Los hombres
con entereza se caracterizan por su palabra. Pero parece que en la actualidad
esa concepción ha pasado a ser una simple añoranza del pasado. Todo el mundo
sabe que nuestros mayores, especialmente en los pueblos, siempre que llegaban a
un acuerdo se estrechaban la mano y bastaba para adquirir el compromiso formal.

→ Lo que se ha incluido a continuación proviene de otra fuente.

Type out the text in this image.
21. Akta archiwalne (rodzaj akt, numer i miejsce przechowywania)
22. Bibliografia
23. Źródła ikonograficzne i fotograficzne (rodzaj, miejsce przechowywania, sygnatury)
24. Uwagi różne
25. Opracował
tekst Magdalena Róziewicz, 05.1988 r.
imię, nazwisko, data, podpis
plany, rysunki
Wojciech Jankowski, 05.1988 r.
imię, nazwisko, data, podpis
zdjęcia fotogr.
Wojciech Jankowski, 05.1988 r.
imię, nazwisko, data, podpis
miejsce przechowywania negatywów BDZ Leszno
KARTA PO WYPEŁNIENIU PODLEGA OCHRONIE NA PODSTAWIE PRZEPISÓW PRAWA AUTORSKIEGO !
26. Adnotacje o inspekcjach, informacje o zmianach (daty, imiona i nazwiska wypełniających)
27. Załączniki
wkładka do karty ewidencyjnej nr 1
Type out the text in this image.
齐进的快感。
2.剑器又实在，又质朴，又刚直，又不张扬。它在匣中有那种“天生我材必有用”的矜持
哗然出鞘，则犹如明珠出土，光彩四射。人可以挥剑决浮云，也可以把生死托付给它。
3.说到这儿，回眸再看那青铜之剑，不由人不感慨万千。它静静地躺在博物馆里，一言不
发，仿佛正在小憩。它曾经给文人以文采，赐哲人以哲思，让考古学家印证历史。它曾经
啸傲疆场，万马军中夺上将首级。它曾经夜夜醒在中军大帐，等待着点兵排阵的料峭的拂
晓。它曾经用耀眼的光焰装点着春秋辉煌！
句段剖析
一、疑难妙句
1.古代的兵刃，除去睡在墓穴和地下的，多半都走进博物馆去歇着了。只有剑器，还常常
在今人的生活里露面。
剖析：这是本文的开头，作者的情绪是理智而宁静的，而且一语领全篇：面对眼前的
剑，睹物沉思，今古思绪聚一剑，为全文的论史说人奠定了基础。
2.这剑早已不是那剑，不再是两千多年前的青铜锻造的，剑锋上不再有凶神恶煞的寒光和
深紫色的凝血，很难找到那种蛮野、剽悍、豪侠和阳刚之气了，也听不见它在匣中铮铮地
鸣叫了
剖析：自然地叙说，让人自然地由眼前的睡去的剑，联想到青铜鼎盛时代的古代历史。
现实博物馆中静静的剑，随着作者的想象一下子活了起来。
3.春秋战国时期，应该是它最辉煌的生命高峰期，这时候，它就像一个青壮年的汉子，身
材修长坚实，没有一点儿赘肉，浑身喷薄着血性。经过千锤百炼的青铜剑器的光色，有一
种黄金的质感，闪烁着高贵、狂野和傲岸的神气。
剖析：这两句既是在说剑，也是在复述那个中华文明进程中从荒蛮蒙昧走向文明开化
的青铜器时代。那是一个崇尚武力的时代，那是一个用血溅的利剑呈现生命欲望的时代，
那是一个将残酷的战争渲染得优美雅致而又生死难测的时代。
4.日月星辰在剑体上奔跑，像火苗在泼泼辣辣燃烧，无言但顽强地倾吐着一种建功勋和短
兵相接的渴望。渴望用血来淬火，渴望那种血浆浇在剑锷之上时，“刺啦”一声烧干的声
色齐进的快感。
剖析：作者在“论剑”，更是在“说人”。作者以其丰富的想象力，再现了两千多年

No existían los formalismos escritos en contratos farragosos. Las legalidades
se las pasaban por el forro. Lo importante era la palabra, palabra de hombre.
La palabra
era la garantía de que se iba a cumplir lo pactado. Por encima de todo, no se
podía caer en la desvergüenza de engañar, hacer lo correcto, sin malinterpretaciones,
sin dobleces y malas artes. Simplemente ser fiel a la palabra dada. Y para ello
no era necesario recibir clases de política, economía, comercio, administración
o leyes. La familia te enseñaba a ser buena persona. Sobre todo te educaba para
no mentir. Porque la mentira era la carcoma que fagocitaba la confianza y
cuando no se puede confiar en una persona, ésta ha perdido la categoría de
humanidad.
Sin embargo,
siempre se han aceptado los errores, son congénitos al ser humano. Pero con la
condición de que se reconozcan. Como dijo nuestro anterior rey, Juan Carlos: “Lo
siento mucho. Me he equivocado. No volverá a ocurrir.” La línea recta es la
distancia más corta entre dos puntos. La verdad suele ser corta, sencilla y
directa. La mentira recorre sinuosos, largos y enrevesados caminos para justificar lo injustificable,
para demorar la justicia, para ocultar lo evidente. La mentira invita a urdir
más mentira, al fin y al cabo, no es mas que la consolidación de la tozudez de quien pierde
lo mejor de su dignidad.
Los hombres
de palabra se ganan el respeto y todo el mundo se fía de ellos a pies
juntillas. Los hombres que se equivocan recuperan el respeto cuando reconocen
su error. Y los hombres que mienten a conciencia jamás encuentran amigos,
porque creen que imponiendo respeto se gana el honor. En esta sociedad actual,
donde predomina la carencia de valores, abunda el engaño y la corrupción, se
olvidan los principios de la convivencia y se antepone el individualismo al bien
común, añoro la sencillez de los hombres y mujeres de palabra.